Un fallo judicial en Cipolletti resolvió un caso familiar, permitiendo los viajes internacionales del joven y otorgando a la madre el ejercicio exclusivo de la responsabilidad parental, tras constatar el abandono por parte del padre.
Una jueza de Cipolletti resolvió habilitar los viajes al exterior de un adolescente hasta que alcance la mayoría de edad. Según la sentencia, podrá hacerlo en compañía de su madre o de la persona que ella designe. La decisión se enmarca en una causa que también abordó aspectos centrales de su identidad y entorno familiar.
El expediente describió que el joven creció bajo el cuidado exclusivo de su madre desde la separación de la pareja. En ese período, el vínculo con el padre se vio prácticamente interrumpido, con ausencia de contacto y falta de cumplimiento de las obligaciones alimentarias.
Durante el proceso intervinieron distintos organismos. La Defensoría de Menores de Cipolletti participó con un dictamen en el que sostuvo que se encontraba acreditada una situación de «absoluta indiferencia» por parte del padre, encuadrándola en la causal de abandono prevista en la normativa civil vigente.

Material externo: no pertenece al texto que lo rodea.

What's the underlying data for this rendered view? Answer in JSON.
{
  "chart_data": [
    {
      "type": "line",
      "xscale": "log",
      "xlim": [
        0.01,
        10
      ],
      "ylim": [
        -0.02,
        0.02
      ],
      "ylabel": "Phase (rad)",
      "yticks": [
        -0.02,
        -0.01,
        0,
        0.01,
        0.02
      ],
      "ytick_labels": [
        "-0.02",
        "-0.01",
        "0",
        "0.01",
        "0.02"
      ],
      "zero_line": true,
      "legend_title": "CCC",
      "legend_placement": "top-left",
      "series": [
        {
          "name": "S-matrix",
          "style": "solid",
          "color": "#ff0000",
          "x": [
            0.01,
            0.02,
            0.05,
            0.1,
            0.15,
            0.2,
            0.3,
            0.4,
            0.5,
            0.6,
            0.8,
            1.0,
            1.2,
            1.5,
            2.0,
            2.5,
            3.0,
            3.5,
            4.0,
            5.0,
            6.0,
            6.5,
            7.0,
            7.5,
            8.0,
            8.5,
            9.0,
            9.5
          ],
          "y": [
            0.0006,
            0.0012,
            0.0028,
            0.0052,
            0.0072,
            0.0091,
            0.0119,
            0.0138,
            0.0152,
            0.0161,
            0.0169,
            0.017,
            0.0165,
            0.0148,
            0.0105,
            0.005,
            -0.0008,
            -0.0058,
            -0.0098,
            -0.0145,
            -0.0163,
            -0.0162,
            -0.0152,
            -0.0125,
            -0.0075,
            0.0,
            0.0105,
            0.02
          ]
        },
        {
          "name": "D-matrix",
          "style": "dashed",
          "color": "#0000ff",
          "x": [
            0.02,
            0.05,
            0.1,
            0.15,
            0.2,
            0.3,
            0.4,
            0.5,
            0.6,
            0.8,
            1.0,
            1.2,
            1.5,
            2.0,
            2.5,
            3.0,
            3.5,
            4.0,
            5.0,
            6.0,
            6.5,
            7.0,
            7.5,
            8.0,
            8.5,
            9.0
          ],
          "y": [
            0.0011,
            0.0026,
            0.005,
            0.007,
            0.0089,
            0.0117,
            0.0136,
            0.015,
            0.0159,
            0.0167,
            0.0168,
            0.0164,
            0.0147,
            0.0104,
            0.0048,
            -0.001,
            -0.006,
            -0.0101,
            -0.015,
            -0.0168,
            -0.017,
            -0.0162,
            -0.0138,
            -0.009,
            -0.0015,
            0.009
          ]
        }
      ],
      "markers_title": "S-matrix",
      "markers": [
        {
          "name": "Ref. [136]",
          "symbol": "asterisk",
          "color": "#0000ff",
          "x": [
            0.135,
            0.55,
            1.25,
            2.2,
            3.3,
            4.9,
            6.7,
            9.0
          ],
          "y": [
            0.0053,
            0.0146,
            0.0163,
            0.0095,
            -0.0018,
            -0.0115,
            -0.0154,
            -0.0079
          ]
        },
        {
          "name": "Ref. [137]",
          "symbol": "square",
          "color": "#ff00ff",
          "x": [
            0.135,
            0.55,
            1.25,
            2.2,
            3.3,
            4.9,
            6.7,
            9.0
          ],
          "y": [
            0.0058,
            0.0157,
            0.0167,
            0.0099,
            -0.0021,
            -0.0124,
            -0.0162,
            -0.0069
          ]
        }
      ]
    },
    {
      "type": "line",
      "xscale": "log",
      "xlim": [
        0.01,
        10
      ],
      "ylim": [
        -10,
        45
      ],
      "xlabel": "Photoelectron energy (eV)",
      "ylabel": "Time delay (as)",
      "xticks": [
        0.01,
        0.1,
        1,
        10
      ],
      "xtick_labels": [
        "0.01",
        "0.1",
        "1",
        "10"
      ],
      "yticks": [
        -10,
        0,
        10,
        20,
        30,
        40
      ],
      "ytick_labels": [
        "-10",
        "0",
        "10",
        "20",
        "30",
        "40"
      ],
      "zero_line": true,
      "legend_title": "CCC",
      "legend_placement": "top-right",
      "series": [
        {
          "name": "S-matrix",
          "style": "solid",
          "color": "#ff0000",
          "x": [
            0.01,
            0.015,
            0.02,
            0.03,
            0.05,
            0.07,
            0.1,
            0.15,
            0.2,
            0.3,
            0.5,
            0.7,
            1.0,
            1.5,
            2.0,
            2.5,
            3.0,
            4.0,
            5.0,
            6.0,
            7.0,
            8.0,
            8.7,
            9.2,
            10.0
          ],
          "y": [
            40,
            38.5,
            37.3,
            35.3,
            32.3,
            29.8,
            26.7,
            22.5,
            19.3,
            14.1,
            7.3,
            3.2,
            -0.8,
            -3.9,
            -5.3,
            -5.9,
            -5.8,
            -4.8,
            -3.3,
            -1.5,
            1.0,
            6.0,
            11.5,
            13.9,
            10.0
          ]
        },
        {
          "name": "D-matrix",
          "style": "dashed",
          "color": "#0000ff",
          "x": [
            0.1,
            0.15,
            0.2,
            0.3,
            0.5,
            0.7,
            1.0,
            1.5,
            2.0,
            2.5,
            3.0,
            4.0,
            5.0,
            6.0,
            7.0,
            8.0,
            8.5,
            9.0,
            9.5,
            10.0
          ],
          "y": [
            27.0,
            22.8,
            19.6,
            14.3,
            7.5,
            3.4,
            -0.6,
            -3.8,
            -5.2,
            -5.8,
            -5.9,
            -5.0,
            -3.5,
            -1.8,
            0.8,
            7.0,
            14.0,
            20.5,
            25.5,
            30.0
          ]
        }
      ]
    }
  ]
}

También se incorporaron informes escolares y técnicos. Desde la institución educativa se informó que la madre fue la única referente adulta del adolescente, sin registros de participación del padre en su trayectoria escolar. Equipos interdisciplinarios señalaron que el joven no se identificaba con el apellido paterno y lo asociaba a experiencias negativas, mientras que el apellido materno representaba su principal referencia identitaria.
El padre, pese a estar debidamente notificado, no se presentó en el proceso, un elemento que fue considerado por el tribunal al momento de resolver.
Con ese conjunto de pruebas y dictámenes, la magistrada dispuso la privación de la responsabilidad parental del padre y otorgó el ejercicio exclusivo a la madre. Además, ordenó la supresión del apellido paterno y la incorporación del apellido materno en la documentación correspondiente.
En el mismo fallo, quedó incorporada la autorización para que el adolescente pueda salir del país, tal como había sido solicitado, cerrando así un caso atravesado por la reconstrucción judicial del vínculo familiar y la definición de su situación jurídica.